By using certain strings in a pathname, which VMware fails to filter out, a malicious hacker can access the whole file system of the host computer.
The flaw means that a user running on a guest system could gain access to the host computer, and therefore any sensitive files stored on it.
Malicious code, including viruses and Trojans could use the same exploit, leaving devices previously thought immune from attack vulnerable.
"This discovery demonstrates that thousands of companies with virtualised systems could unknowingly be exposing critical information assets that they otherwise sought to protect," warns a statement from Core Security Technologies, which revealed the security flaw.

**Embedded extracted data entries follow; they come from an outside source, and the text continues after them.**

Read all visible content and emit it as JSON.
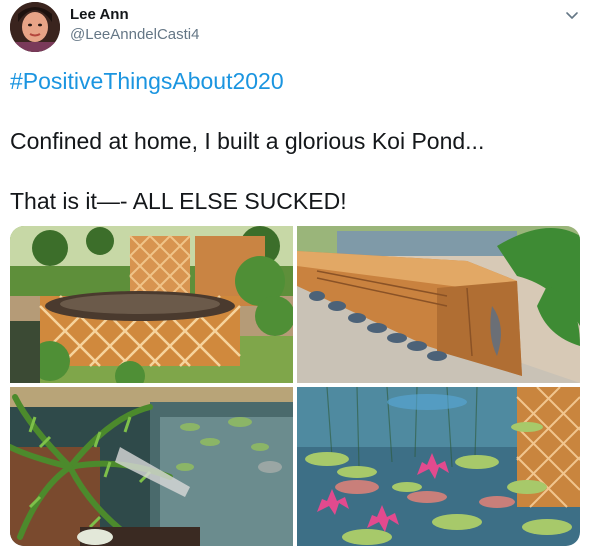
{
  "tweet": {
    "author": {
      "name": "Lee Ann",
      "handle": "@LeeAnndelCasti4",
      "avatar_icon": "avatar-photo"
    },
    "menu_icon": "chevron-down-icon",
    "hashtag": "#PositiveThingsAbout2020",
    "lines": [
      "Confined at home, I built a glorious Koi Pond...",
      "That is it—- ALL ELSE SUCKED!"
    ],
    "media": [
      {
        "name": "koi-pond-lattice-fence-photo"
      },
      {
        "name": "wooden-pond-edge-photo"
      },
      {
        "name": "palm-pond-photo"
      },
      {
        "name": "water-lilies-photo"
      }
    ]
  },
  "colors": {
    "link": "#1b95e0",
    "text": "#14171a",
    "secondary": "#657786"
  }
}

The company has also released an exploit for the flaw, "enabling customers to validate that it exists, prove that can be exploited, and safely assess the consequences of an actual network intrusion."
The exploit only works on VMware Workstation 6.0.2 and earlier, Player 2.0.2 and earlier and ACE 2.0.2 and earlier. VMware Server is not affected, because it does not use shared folders.
VMware has acknowledged the security vulnerability, and says that a fix is under development.
"Until VMware releases a patch to fix this issue, users of affected Windows-hosted VMware products should disable shared folders," says a VMware advisory.